So, it was inevitable: here goes a little of the philologist in me... It won't be funny because I'm going to deal mainly with language and how it is treated in a novel, so don't expect the typical "This book talks about..." essay.
What the Crow Said is one of my favourite Canadian novels. It was written by Robert Kroetsch, whom I had the pleasure to meet in a lecture at the Universitat de Lleida.
The novel develops in Big Indian, a town which seems literally apart from the rest of the world. And our main character is a guy called Gus Liebhaber, who apart from being terribly pessimistic and beeing able to see in the future, happens to be a man: the greatest handycap for a person in Big Indian, it sems.
And when I say that he is terribly pessimistic, I really mean it... Just look at some of the sentences he uses to describe the world:
- "
the world is a double hernia"
- "
A cracked pot. A boiled lemon. A scab and a carbuncle. A mole on a mole's ear. A mouthful of maggots"
- "
The world is a dog's tail and we chase it"
- "
A bucket of medicated puke. A horse turd everlasting falling"
- "
The world, (...) is a pimple on an alligator's ass. The world is a rotten fish, a broken lamestrap, a tub of shit"
And so on, and so on. Let's just say Gus is not exactly happy with the world he has to live in.

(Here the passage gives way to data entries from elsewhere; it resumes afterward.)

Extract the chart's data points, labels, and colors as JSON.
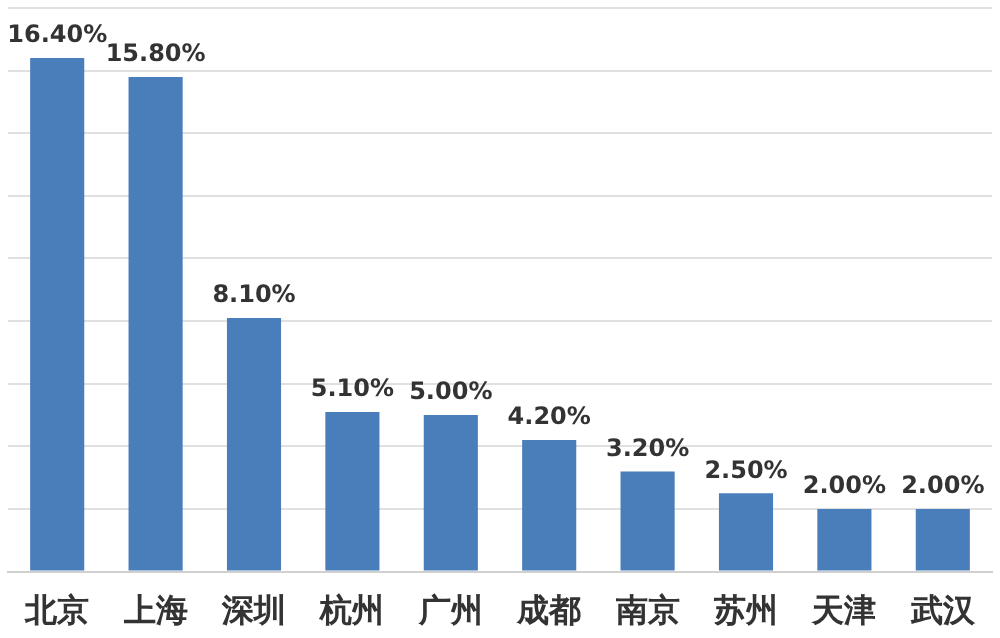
{
  "chart_data": {
    "type": "bar",
    "categories": [
      "北京",
      "上海",
      "深圳",
      "杭州",
      "广州",
      "成都",
      "南京",
      "苏州",
      "天津",
      "武汉"
    ],
    "values": [
      16.4,
      15.8,
      8.1,
      5.1,
      5.0,
      4.2,
      3.2,
      2.5,
      2.0,
      2.0
    ],
    "value_labels": [
      "16.40%",
      "15.80%",
      "8.10%",
      "5.10%",
      "5.00%",
      "4.20%",
      "3.20%",
      "2.50%",
      "2.00%",
      "2.00%"
    ],
    "color": "#4a7ebb",
    "ylim": [
      0,
      18
    ],
    "yticks": [
      {
        "value": 0,
        "label": null
      },
      {
        "value": 2,
        "label": null
      },
      {
        "value": 4,
        "label": null
      },
      {
        "value": 6,
        "label": null
      },
      {
        "value": 8,
        "label": null
      },
      {
        "value": 10,
        "label": null
      },
      {
        "value": 12,
        "label": null
      },
      {
        "value": 14,
        "label": null
      },
      {
        "value": 16,
        "label": null
      },
      {
        "value": 18,
        "label": null
      }
    ],
    "grid": "y",
    "tick_labels": "x",
    "legend": false
  }
}
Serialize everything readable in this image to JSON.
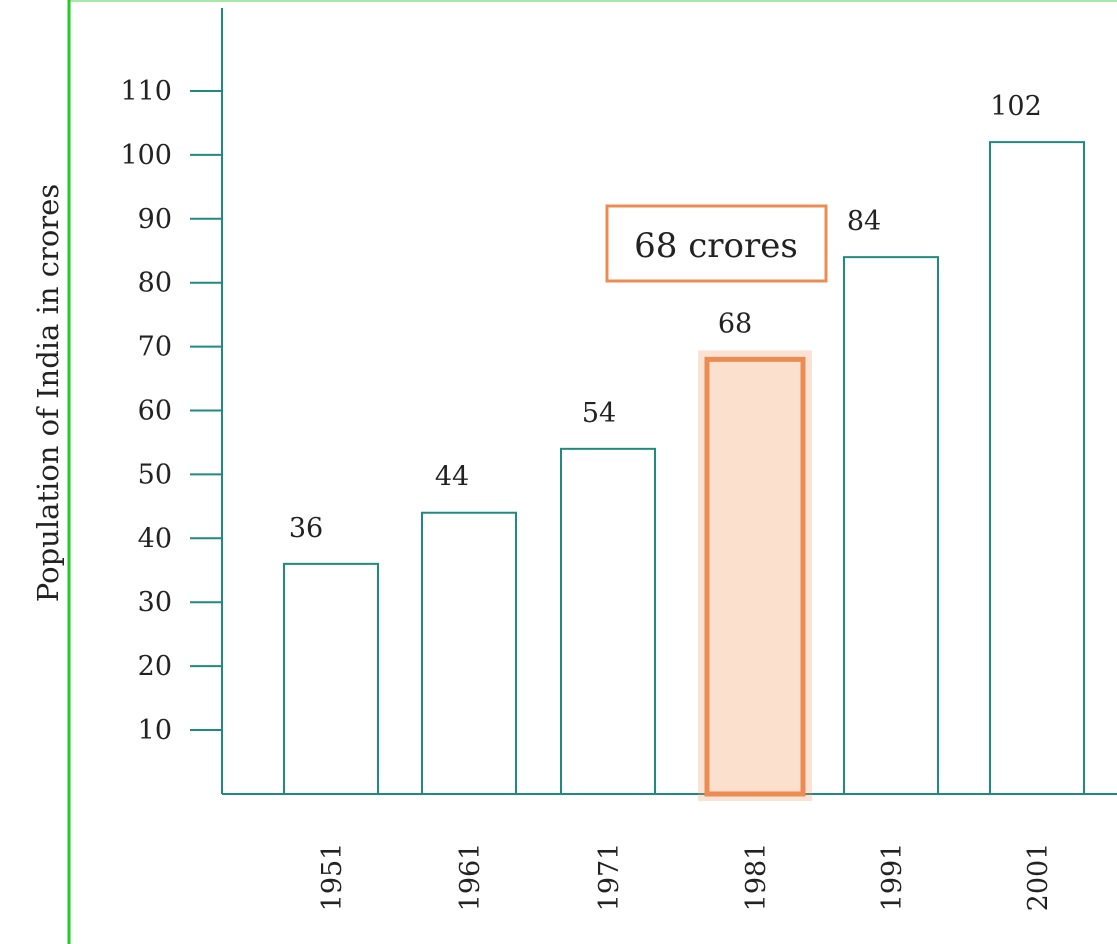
{
  "chart_data": {
    "type": "bar",
    "categories": [
      "1951",
      "1961",
      "1971",
      "1981",
      "1991",
      "2001"
    ],
    "values": [
      36,
      44,
      54,
      68,
      84,
      102
    ],
    "data_labels": [
      "36",
      "44",
      "54",
      "68",
      "84",
      "102"
    ],
    "ylabel": "Population of India in crores",
    "xlabel": "",
    "title": "",
    "yticks": [
      10,
      20,
      30,
      40,
      50,
      60,
      70,
      80,
      90,
      100,
      110
    ],
    "ylim": [
      0,
      115
    ],
    "highlight_index": 3,
    "annotation": {
      "text": "68 crores",
      "category": "1981"
    },
    "grid": false,
    "colors": {
      "bar_stroke": "#1f8b7e",
      "axis": "#1f8b7e",
      "highlight_stroke": "#ec8c52",
      "highlight_fill": "#fbe0cd",
      "annotation_border": "#ec8c52",
      "left_rule": "#22cc22",
      "top_rule": "#a8e8a8",
      "text": "#222222"
    }
  }
}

He is also obsessed and at the same time disturbed by language. He has a wood type alphabet, and his conflict with language is represented through the novel by means of this alphabet. The problem with Gus is that he tries all sorts of things to free letters (and thus language) from their meaning, but of course he can't: no matter how many times he turns the letters upside down, he continues to read the very same letters.
In some point in the novel we get to know that Gus himself is a bit lost. It is said that he feels himself as "
hardly more than a mere tray of alphabet, awaiting the insistence of an ordering hand"(p.68). He feels disordered and broken as his wood type's language.
So, this is just an appetizer. There is really a whole lot of stuff in this book: a bunch of physically and/or mentally handicaped men, a swarm of bees, a never ending winter, a family of women unable to keep one man, etcetera, etcetera, etcetera. Dramatic, but also funny because of it's irony. Worth a reading or two!